Add a graceful upgrade path. On phux upgrade (a control command to the running server; later, optionally auto-triggered when a newer binary appears on disk), the server:

  1. Snapshots every pane to vt_replay_bytes + scrollback_bytes via the existing synthesizer, and serializes the session/window/pane tree, the per-pane child metadata, and an fd→pane manifest into a state blob (passed via an inherited memfd / temp fd, not argv).
  2. Clears FD_CLOEXEC on every PTY master and the UnixListener, then execves the new binary as phux server --resume <state-fd>. Open fds survive the exec, so the children stay alive and attached to their PTY masters across the swap, and the socket path stays bound with no rebind race.
  3. The new server reads the state blob, adopts the inherited PTY masters and listener, and rebuilds each pane’s Terminal by vt_write-ing its snapshot — the same path a fresh client attach drives.

Clients reconnect: when the old image is replaced, accepted client connection fds close, the client sees a disconnect and re-attaches to the (inherited, still-bound) listener, getting a fresh snapshot. v1 is a brief blink-reconnect; passing the live client sockets through for a flicker-free swap is a v2 refinement (more fd-passing, not a different design).

Phasing: v1 is the explicit phux upgrade command. v2 may auto-detect a newer on-disk binary (e.g. after cargo install / brew upgrade) and prompt or auto-upgrade per config — the install path then “just works” for non-dev users.

Rationale

  • fds survive execve — the standard graceful-reload primitive (nginx, HAProxy, systemd socket activation).

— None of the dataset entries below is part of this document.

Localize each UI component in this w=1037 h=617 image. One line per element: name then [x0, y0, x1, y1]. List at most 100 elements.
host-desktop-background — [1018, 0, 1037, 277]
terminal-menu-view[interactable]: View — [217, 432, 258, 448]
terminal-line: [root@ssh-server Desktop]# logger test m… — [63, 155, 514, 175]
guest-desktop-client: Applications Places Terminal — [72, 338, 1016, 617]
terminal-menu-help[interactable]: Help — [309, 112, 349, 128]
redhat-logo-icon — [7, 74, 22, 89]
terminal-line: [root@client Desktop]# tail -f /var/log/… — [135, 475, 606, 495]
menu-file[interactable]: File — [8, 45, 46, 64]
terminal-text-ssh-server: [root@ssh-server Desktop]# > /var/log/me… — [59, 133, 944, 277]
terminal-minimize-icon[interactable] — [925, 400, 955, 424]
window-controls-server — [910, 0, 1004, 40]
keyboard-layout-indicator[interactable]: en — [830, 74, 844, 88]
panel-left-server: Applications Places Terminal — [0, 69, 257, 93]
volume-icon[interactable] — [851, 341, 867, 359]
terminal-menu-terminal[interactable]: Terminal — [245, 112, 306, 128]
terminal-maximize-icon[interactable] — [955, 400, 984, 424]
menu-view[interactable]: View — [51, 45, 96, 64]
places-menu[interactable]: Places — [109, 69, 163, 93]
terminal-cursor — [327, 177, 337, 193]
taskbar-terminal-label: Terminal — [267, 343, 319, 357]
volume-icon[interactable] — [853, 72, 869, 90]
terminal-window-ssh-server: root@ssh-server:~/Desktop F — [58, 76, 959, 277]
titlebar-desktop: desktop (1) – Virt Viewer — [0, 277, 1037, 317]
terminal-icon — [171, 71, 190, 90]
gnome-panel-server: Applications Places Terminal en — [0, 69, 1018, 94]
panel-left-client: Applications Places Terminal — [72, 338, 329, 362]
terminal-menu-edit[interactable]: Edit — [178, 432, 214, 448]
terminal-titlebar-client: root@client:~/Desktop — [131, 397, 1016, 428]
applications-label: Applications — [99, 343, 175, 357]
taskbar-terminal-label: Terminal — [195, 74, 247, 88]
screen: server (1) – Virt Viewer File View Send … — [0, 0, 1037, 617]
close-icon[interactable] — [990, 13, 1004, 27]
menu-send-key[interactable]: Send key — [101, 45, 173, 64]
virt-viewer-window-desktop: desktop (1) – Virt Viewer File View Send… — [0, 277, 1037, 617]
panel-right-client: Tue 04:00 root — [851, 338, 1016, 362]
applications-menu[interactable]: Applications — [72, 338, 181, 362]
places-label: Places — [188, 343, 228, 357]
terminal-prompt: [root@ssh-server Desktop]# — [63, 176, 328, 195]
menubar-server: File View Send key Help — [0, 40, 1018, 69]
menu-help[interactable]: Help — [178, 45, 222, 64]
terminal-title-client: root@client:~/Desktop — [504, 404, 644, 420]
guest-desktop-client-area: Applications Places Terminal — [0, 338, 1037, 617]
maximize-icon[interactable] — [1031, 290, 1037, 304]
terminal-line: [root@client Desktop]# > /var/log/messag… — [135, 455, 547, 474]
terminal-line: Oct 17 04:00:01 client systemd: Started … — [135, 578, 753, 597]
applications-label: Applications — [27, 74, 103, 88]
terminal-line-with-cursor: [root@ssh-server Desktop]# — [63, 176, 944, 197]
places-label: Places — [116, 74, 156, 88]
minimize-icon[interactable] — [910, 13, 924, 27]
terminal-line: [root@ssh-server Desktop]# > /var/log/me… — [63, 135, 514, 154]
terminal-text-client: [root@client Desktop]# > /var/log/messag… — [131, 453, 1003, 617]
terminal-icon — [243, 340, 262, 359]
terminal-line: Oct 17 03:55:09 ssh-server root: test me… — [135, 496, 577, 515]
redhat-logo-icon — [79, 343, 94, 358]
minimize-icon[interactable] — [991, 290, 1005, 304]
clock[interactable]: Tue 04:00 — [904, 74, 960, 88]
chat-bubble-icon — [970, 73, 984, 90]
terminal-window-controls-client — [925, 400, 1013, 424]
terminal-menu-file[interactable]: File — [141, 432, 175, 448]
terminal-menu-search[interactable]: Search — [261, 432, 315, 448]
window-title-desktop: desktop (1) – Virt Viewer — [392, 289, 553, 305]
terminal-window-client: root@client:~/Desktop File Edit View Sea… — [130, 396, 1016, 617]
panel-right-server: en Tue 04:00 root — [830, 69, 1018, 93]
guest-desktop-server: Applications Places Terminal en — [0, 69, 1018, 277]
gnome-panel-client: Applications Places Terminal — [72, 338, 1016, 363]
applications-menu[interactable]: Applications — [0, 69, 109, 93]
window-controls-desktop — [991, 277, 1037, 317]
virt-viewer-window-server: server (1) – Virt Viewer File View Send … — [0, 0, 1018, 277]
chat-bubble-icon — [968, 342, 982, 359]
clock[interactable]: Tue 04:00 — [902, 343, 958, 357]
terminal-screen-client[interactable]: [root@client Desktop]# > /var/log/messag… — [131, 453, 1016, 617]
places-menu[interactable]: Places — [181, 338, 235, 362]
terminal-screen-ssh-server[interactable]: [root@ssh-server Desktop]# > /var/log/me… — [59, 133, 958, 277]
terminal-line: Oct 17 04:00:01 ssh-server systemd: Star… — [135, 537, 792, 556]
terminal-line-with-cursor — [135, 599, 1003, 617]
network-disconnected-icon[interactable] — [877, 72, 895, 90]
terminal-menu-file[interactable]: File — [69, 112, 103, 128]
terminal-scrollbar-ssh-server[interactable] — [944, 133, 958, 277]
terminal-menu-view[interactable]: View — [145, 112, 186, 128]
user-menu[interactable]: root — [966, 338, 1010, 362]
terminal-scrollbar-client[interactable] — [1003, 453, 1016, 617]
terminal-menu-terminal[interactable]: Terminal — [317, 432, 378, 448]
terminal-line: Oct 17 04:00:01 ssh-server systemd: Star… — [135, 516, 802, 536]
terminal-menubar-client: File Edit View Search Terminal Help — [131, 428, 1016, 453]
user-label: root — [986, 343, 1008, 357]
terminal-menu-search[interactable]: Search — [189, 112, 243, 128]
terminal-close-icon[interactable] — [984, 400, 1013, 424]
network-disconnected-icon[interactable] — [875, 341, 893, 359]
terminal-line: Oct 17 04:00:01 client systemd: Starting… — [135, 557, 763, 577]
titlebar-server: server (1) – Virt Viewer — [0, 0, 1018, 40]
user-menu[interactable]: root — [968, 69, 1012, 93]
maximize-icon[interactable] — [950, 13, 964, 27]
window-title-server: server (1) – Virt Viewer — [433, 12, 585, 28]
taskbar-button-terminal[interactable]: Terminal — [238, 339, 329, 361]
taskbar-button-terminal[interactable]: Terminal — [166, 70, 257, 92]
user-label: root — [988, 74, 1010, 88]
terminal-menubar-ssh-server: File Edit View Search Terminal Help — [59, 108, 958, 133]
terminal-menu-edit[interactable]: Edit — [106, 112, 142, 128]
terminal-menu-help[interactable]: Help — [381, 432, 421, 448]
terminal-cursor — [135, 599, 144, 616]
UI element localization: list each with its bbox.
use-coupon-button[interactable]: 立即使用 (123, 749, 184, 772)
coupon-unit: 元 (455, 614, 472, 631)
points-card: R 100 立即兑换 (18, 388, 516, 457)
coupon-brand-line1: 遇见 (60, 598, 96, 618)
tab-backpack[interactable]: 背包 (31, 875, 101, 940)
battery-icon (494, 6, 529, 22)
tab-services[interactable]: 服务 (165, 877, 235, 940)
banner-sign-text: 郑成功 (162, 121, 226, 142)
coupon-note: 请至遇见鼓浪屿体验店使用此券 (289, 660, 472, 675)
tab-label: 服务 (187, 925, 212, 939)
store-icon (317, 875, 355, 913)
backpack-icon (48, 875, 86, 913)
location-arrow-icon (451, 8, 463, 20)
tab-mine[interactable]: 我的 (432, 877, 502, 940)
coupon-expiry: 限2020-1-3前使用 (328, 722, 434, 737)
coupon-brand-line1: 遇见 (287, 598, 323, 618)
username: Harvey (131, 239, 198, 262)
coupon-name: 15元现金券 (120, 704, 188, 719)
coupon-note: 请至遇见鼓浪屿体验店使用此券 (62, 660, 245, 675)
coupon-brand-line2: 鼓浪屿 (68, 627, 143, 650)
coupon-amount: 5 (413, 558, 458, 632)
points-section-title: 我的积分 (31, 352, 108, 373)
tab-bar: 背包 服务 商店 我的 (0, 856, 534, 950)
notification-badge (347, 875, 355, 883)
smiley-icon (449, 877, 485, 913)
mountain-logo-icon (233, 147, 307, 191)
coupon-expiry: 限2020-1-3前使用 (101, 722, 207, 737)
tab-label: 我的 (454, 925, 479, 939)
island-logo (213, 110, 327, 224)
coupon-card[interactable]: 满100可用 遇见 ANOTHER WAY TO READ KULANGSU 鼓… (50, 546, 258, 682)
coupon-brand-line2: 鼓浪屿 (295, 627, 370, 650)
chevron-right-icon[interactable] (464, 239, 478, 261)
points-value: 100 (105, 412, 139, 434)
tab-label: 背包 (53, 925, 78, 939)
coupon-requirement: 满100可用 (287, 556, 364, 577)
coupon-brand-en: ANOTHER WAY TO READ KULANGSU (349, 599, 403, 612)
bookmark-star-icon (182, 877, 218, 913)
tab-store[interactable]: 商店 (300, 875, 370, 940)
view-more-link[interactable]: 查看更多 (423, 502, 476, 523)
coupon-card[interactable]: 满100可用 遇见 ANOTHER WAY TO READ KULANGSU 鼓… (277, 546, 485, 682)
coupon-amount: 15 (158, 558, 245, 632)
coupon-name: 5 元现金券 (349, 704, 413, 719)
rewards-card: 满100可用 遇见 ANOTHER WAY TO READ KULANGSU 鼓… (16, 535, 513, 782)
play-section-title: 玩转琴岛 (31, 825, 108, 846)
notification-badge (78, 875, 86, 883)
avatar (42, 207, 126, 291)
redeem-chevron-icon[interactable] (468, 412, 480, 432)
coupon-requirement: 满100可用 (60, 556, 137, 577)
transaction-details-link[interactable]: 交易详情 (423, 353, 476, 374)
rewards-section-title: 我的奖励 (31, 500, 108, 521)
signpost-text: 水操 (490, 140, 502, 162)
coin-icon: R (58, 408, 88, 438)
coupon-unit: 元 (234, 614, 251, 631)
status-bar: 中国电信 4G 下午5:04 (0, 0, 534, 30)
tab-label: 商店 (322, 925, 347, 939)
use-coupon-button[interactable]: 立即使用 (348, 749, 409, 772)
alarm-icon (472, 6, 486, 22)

Keeping the PTY masters open across the exec is exactly what keeps the children alive, with zero cooperation from them.
  • Reuse, not reinvent. The hard part of any hot-swap is reconstructing terminal state; phux already emits a replayable snapshot for attach, so the new server rebuilds via a path that is already tested. tmux would have to bespoke-serialize its grid model; phux replays the wire it already speaks.
  • No second process in the steady state — the server stays a single daemon; the cost is paid only during the sub-second upgrade.

Alternatives rejected

  • Kill + restart (status quo). Loses every child process. The thing this ADR exists to fix.
  • Separate fd-keeper / state daemon that permanently owns the PTYs + listener while the logic server restarts and reconnects via SCM_RIGHTS. Cleaner process isolation and survives a logic-server crash, not just an upgrade — but it is a permanent second process, a second IPC seam, and more moving parts. Recorded as the v2 hardening if re-exec proves fragile (e.g. if adopting fds across exec turns out error-prone in practice).
  • Serialize the libghostty engine state directly. Not feasible across a version bump (no stable engine snapshot format) and would drift from the wire. Replaying the VT snapshot sidesteps it entirely.

Consequences

  • Sessions survive binary updates — the headline UX win, for maintainer, agent, and non-dev users alike.
  • Upgrade is a brief stop-the-world per server: snapshot + exec + rebuild, targeted sub-second; a client reconnect blink. Acceptable for an explicit upgrade.
  • Snapshot fidelity bounds what survives: viewport + bounded scrollback as the snapshot captures it (styled-scrollback is still plain-text pending phux-q0x7); transient out-of-band registries (OSC 8, kitty graphics) follow the same deferral as attach. A pane mid-SPAWN or with in-flight input needs a quiesce step before the snapshot.
  • A re-exec that fails to bind/adopt must not strand the children: the upgrade path needs a fallback (abort the exec, keep serving on the old image) — so the command validates the new binary (--version / a dry --resume probe) before committing.
  • New surface: a --resume <fd> server mode, the state-blob format (versioned, since old↔new server versions straddle it), and the fd manifest. The state format is an explicit compatibility boundary maintained across releases.